Manuel Bompard@mbompard
ALERTE : la préfecture de police de Paris veut interdire notre fête de la musique.
Depuis l’année dernière, la France insoumise, comme de nombreuses organisations politiques, associations, syndicats ou même entreprises privées, organise le jour de la Fête de la musique un concert gratuit et ouvert à tous à Paris.
L’année dernière, ce concert organisé aux abords du Canal Saint-Martin avait été un beau succès populaire et s’était parfaitement déroulé, comme l’ensemble des événements organisés par la France insoumise ces dernières années.
Pour l’édition de cette année, nous avions informé la préfecture par courriers du 21 avril et du 5 mai 2026 de notre volonté d’organiser un concert sur la place de la République. Nos échanges téléphoniques avec la préfecture n’avaient soulevé aucun problème pour l’organisation de cet événement, puisqu’aucun autre événement n’était prévu à cet emplacement.

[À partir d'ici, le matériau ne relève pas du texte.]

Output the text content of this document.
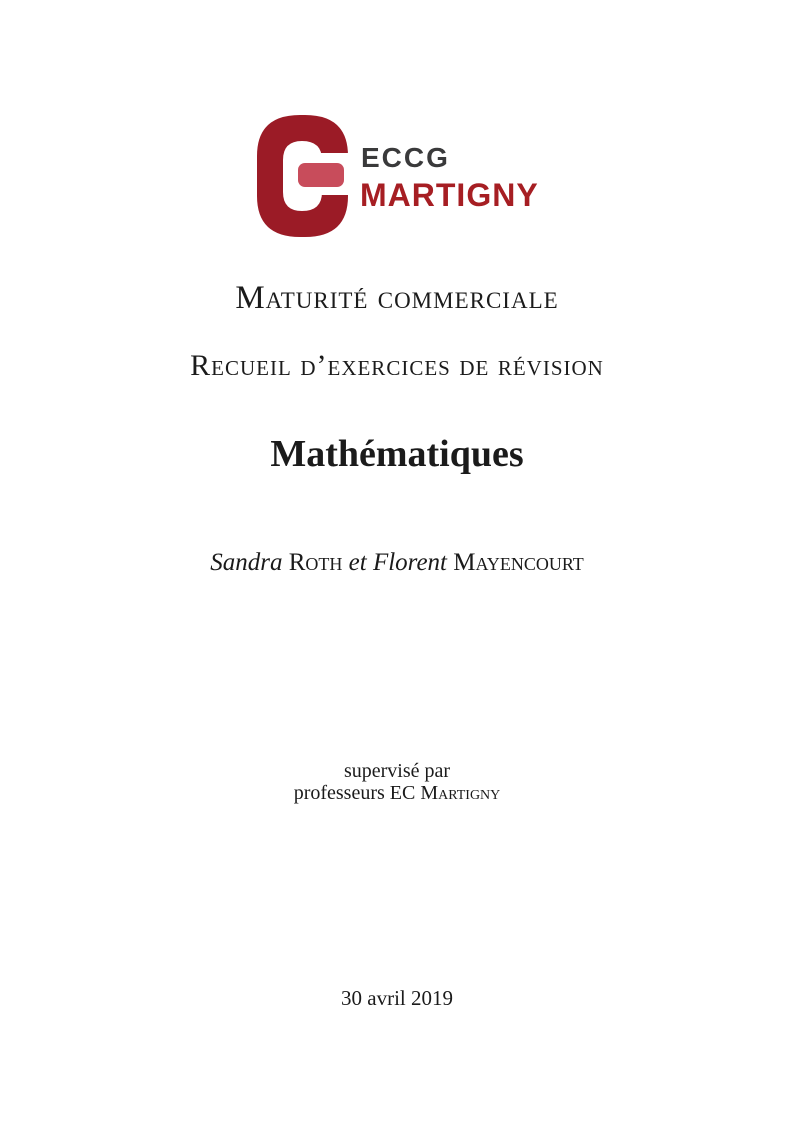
ECCG
MARTIGNY
Maturité commerciale
Recueil d’exercices de révision
Mathématiques
Sandra Roth et Florent Mayencourt
supervisé par
professeurs EC Martigny
30 avril 2019
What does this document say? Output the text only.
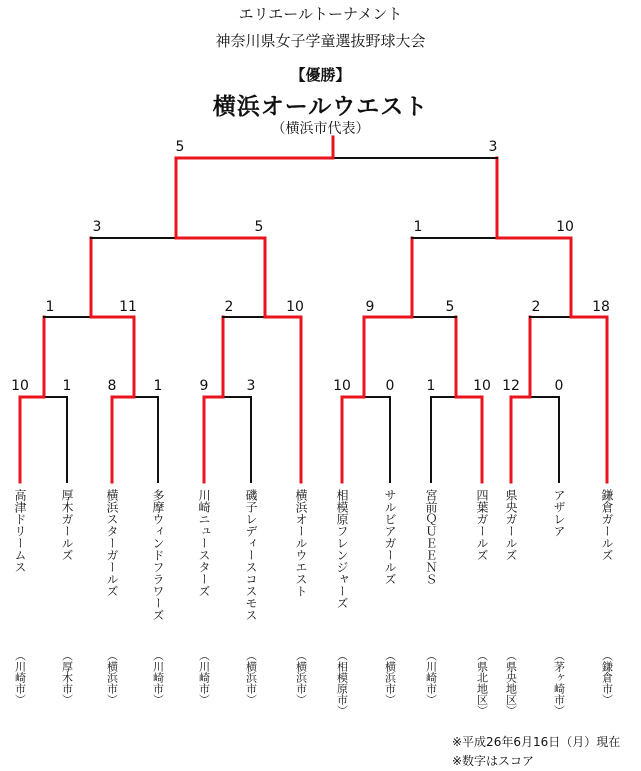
エリエールトーナメント
神奈川県女子学童選抜野球大会
【優勝】
横浜オールウエスト
（横浜市代表）
10 1	8	1	9	3	10 0 1	10 12 0
1	11	2	10	9	5	2	18
3	5	1	10
5	3
高津ドリームス
（川崎市）
厚木ガールズ
（厚木市）
横浜スターガールズ
（横浜市）
多摩ウィンドフラワーズ
（川崎市）
川崎ニュースターズ
（川崎市）
磯子レディースコスモス
（横浜市）
横浜オールウエスト
（横浜市）
相模原フレンジャーズ
（相模原市）
サルビアガールズ
（横浜市）
宮前ＱＵＥＥＮＳ
（川崎市）
四葉ガールズ
（県北地区）
県央ガールズ
（県央地区）
アザレア
（茅ヶ崎市）
鎌倉ガールズ
（鎌倉市）
※平成26年6月16日（月）現在
※数字はスコア
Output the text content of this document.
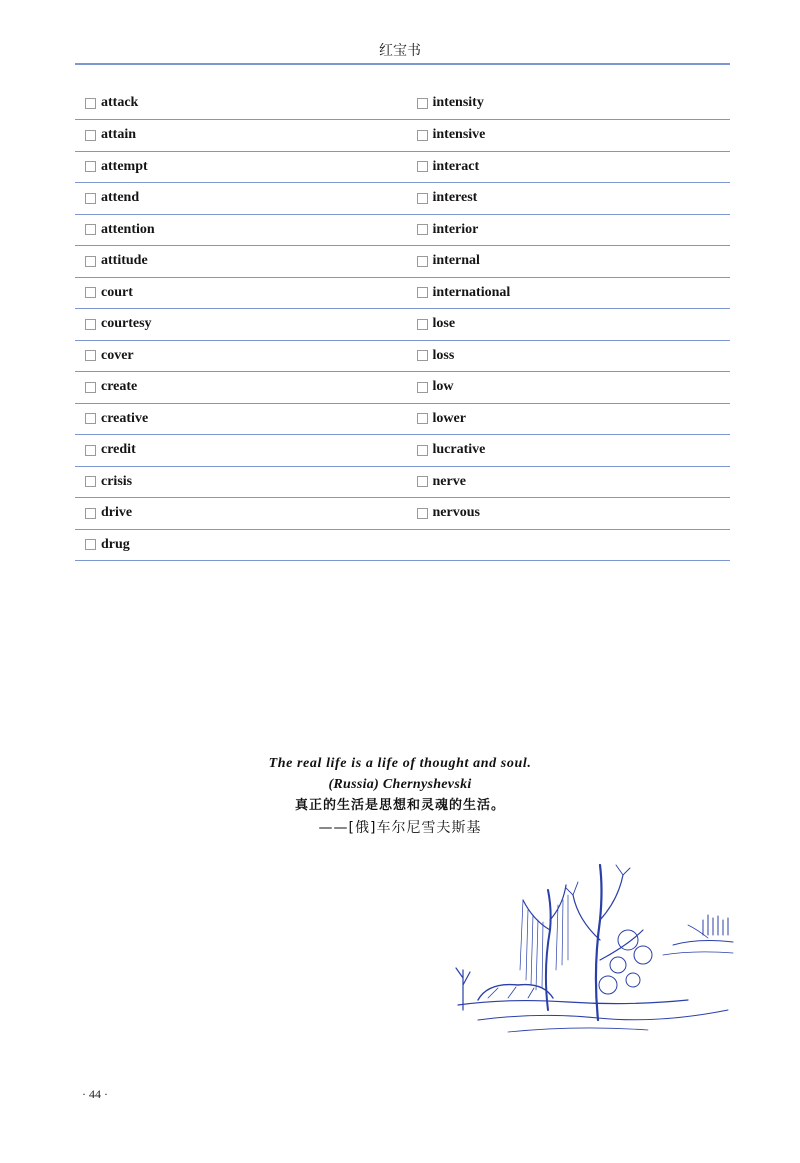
红宝书
attack	intensity
attain	intensive
attempt	interact
attend	interest
attention	interior
attitude	internal
court	international
courtesy	lose
cover	loss
create	low
creative	lower
credit	lucrative
crisis	nerve
drive	nervous
drug
The real life is a life of thought and soul.
(Russia) Chernyshevski
真正的生活是思想和灵魂的生活。
——[俄]车尔尼雪夫斯基
· 44 ·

En début de semaine, après l’annonce de cette nouvelle édition, une campagne a été engagée par le président du CRIF et relayée par le maire PS de Paris Centre pour obtenir son interdiction. Elle a été reprise dans des médias de manière mensongère, comme si la France insoumise voulait « privatiser la fête de la Musique », alors que cette fête s’est appuyée depuis son origine sur l’organisation libre par des individus ou des groupes d’individus de concerts et que tous ces événements sont ouverts à tous.
Nous apprenons ce jour que le préfet de Police de Paris vient de prononcer un arrêté d’interdiction de cet événement.
Cette décision de dernière minute, prise sous la pression de groupes et d’individus se déclarant publiquement hostiles à la France insoumise, est un privilège accordé à l'arrogance et au sectarisme.
Elle s’appuie sur un arrêté d’interdiction dont le contenu est totalement diffamatoire, s’attaquant à plusieurs artistes et personnalités, et complètement mensonger puisque ces personnalités et artistes ne figurent pas dans la programmation prévue. Dans quel pays interdit-on un événement en s’appuyant sur la présence de personnalités qui ne sont pas prévues au programme ?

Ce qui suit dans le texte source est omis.